Immediately following my father’s death, I felt him communicating with me. It was just two days after his burial and I was in bed staring at the wall. I felt as if weights were tied on my arms and legs. My entire body was consumed with grief and anger. My only thought in my head was, “Why did my father die unable to eat? Why my father?” And suddenly one of my all time favorite childhood memories popped into my head:
It was a hot summer day and my father took me to Carvel for ice cream. I was 5 years old, and my father was my entire world. We were standing in line holding hands. I ordered my usual: chocolate ice cream and chocolate sprinkles. As I was ordering my father said, “Lisa honey, didn’t you know chocolate sprinkles are really chocolate covered ants?” I quickly changed my order to chocolate ice cream with rainbow sprinkles. Despite my father’s best efforts to tell me he was teasing, 35 years later and I still have yet to enjoy chocolate sprinkles again.

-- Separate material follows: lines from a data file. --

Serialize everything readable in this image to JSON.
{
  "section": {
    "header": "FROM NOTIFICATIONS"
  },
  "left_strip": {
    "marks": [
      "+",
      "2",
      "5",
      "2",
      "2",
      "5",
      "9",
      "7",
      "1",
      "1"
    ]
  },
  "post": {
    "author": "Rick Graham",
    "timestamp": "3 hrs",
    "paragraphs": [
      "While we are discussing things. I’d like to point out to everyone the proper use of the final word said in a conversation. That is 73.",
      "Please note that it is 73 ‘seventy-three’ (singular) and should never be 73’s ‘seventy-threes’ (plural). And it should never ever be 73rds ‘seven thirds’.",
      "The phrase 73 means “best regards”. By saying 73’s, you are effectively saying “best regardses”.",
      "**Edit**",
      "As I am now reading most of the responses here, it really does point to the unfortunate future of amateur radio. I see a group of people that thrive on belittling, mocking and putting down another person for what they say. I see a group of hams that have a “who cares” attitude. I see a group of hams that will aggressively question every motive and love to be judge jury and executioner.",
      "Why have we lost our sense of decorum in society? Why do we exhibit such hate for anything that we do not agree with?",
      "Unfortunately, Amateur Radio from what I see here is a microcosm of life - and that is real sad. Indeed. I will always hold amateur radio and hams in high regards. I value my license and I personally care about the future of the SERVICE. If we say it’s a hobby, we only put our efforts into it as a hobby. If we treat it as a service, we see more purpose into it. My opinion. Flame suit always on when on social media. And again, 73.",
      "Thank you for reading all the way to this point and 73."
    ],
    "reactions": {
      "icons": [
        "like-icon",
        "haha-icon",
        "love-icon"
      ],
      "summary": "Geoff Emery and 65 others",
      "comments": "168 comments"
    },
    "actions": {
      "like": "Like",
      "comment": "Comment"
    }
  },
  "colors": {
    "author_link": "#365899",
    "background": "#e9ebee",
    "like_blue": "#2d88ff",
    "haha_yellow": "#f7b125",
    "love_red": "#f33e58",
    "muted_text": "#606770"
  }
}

As that memory became to fade, I slowly began to recover my appetite. I began to feel that by enjoying my meals, I was memorializing my father. I believe somehow my father encouraged me to remember the chocolate ice cream memory and was telling me to appreciate and be thankful for my ability to eat. I will always love my father. I will always wonder why he had to die unable to eat. I yearn for the day I can come to peace with this. Right now it’s too soon. My wounds are still too fresh.
This Father’s Day I’m heading to the Dairy Queen across from the cemetery and buying two chocolate ice cream cones with chocolate sprinkles.
I’ll leave one on my father’s grave and eat the other as I thank him for a lifetime of beautiful memories.
Throughout my father’s illness I bombarded him with photos from my travels. This photo is from sunny Fort Lauderdale, Florida. NOTE: the sprinkles are rainbow!